The three-day Pratinidhi Sabha, a meeting of the saffron group’s highest decision-making body, assumes significance as the Narendra Modi government draws flak over its mishandling of the JNU row, the death of a Dalit student at the University of Hyderabad, allegations of saffronisation of education and growing intolerance in the country ahead of crucial assembly polls in five states.
The Sangh’s pointed statement about anti-national activities was in reference to the University of Hyderabad, which it calls Bhagyanagar University and where the RSS has been accused of fanning anti-Dalit sentiments, and the Jawaharlal Nehru University in Delhi, where anti-India slogans were raised, resulting in nationwide uproar.

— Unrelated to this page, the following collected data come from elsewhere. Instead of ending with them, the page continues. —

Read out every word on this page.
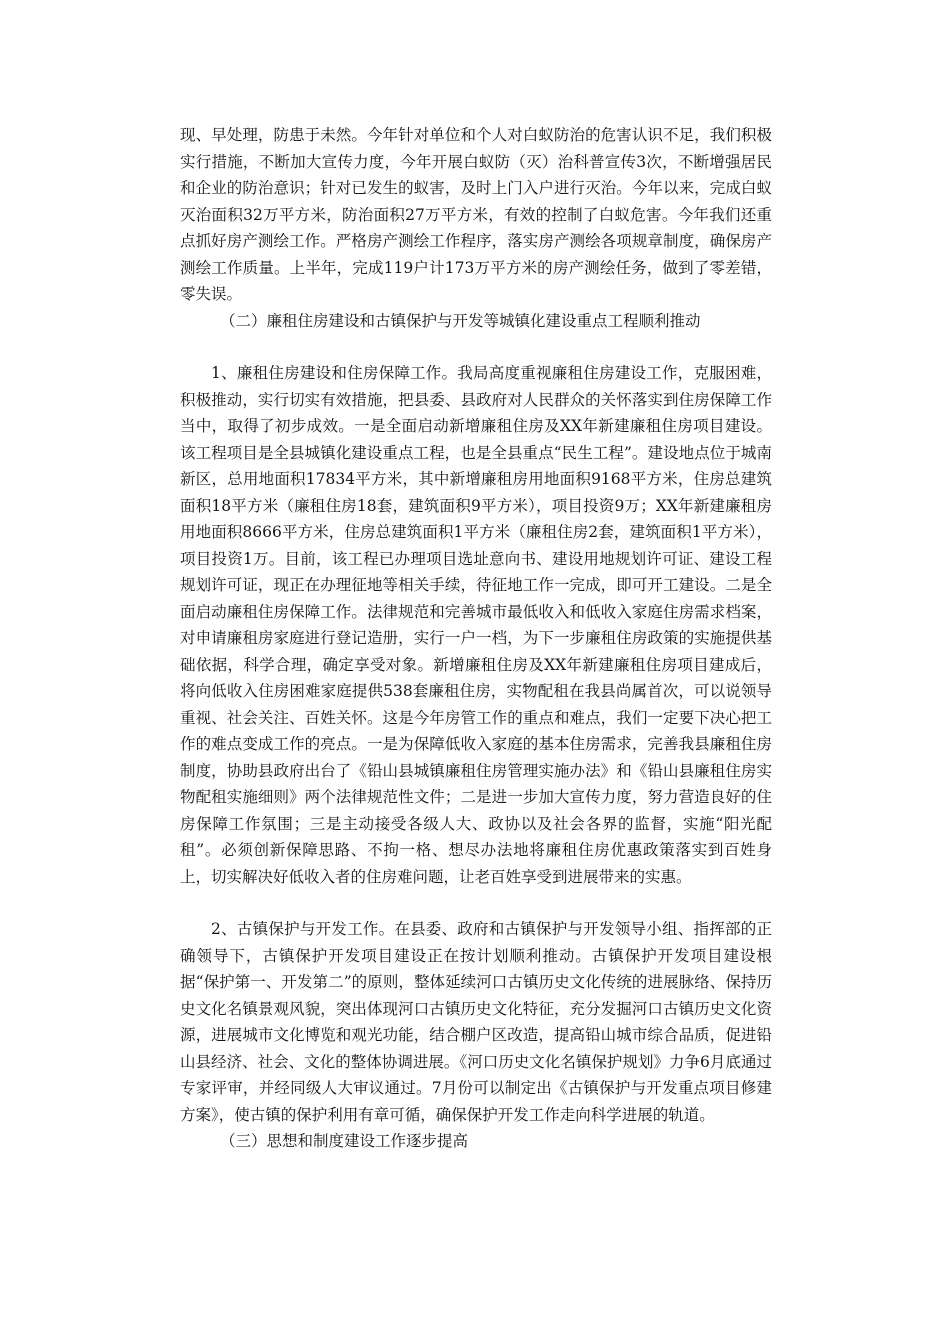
现、早处理，防患于未然。今年针对单位和个人对白蚁防治的危害认识不足，我们积极实行措施，不断加大宣传力度，今年开展白蚁防（灭）治科普宣传3次，不断增强居民和企业的防治意识；针对已发生的蚁害，及时上门入户进行灭治。今年以来，完成白蚁灭治面积32万平方米，防治面积27万平方米，有效的控制了白蚁危害。今年我们还重点抓好房产测绘工作。严格房产测绘工作程序，落实房产测绘各项规章制度，确保房产测绘工作质量。上半年，完成119户计173万平方米的房产测绘任务，做到了零差错，零失误。

（二）廉租住房建设和古镇保护与开发等城镇化建设重点工程顺利推动

1、廉租住房建设和住房保障工作。我局高度重视廉租住房建设工作，克服困难，积极推动，实行切实有效措施，把县委、县政府对人民群众的关怀落实到住房保障工作当中，取得了初步成效。一是全面启动新增廉租住房及XX年新建廉租住房项目建设。该工程项目是全县城镇化建设重点工程，也是全县重点“民生工程”。建设地点位于城南新区，总用地面积17834平方米，其中新增廉租房用地面积9168平方米，住房总建筑面积18平方米（廉租住房18套，建筑面积9平方米），项目投资9万；XX年新建廉租房用地面积8666平方米，住房总建筑面积1平方米（廉租住房2套，建筑面积1平方米），项目投资1万。目前，该工程已办理项目选址意向书、建设用地规划许可证、建设工程规划许可证，现正在办理征地等相关手续，待征地工作一完成，即可开工建设。二是全面启动廉租住房保障工作。法律规范和完善城市最低收入和低收入家庭住房需求档案，对申请廉租房家庭进行登记造册，实行一户一档，为下一步廉租住房政策的实施提供基础依据，科学合理，确定享受对象。新增廉租住房及XX年新建廉租住房项目建成后，将向低收入住房困难家庭提供538套廉租住房，实物配租在我县尚属首次，可以说领导重视、社会关注、百姓关怀。这是今年房管工作的重点和难点，我们一定要下决心把工作的难点变成工作的亮点。一是为保障低收入家庭的基本住房需求，完善我县廉租住房制度，协助县政府出台了《铅山县城镇廉租住房管理实施办法》和《铅山县廉租住房实物配租实施细则》两个法律规范性文件；二是进一步加大宣传力度，努力营造良好的住房保障工作氛围；三是主动接受各级人大、政协以及社会各界的监督，实施“阳光配租”。必须创新保障思路、不拘一格、想尽办法地将廉租住房优惠政策落实到百姓身上，切实解决好低收入者的住房难问题，让老百姓享受到进展带来的实惠。

2、古镇保护与开发工作。在县委、政府和古镇保护与开发领导小组、指挥部的正确领导下，古镇保护开发项目建设正在按计划顺利推动。古镇保护开发项目建设根据“保护第一、开发第二”的原则，整体延续河口古镇历史文化传统的进展脉络、保持历史文化名镇景观风貌，突出体现河口古镇历史文化特征，充分发掘河口古镇历史文化资源，进展城市文化博览和观光功能，结合棚户区改造，提高铅山城市综合品质，促进铅山县经济、社会、文化的整体协调进展。《河口历史文化名镇保护规划》力争6月底通过专家评审，并经同级人大审议通过。7月份可以制定出《古镇保护与开发重点项目修建方案》，使古镇的保护利用有章可循，确保保护开发工作走向科学进展的轨道。

（三）思想和制度建设工作逐步提高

“When renowned and premier universities, which are expected to groom patriotic citizens by imparting them the lessons of unity and integrity generate people who raise the slogan calling for breaking of and destroying the nation, this naturally becomes a matter of concern for the patriotic people,” the Sangh said in its annual report at the meeting.
It dubbed the event organised to mark the death anniversary of Parliament attack convict Afzal Guru as “incidents that pollute the social environment”.
The Sangh also flagged the violence during Gujarat and Haryana quota agitations, the burning down of a police station in West Bengal’s Malda, and the Pathankot terror attack as challenges to the administrative machinery, which weaken social harmony and trust.
In addition, the RSS contradicted allegations of it perpetuating misogyny by describing the practice of barring women from temples as “unfair traditions”, in sharp contrast to an editorial in the RSS mouthpiece, Organiser, that defended the practice as “a matter of faith” for the temple trusts.
On Friday, the Sangh referred to old texts and traditions to emphasise that “men and women are naturally considered to be equal partners” and permitted entry into the temples “without any discrimination”.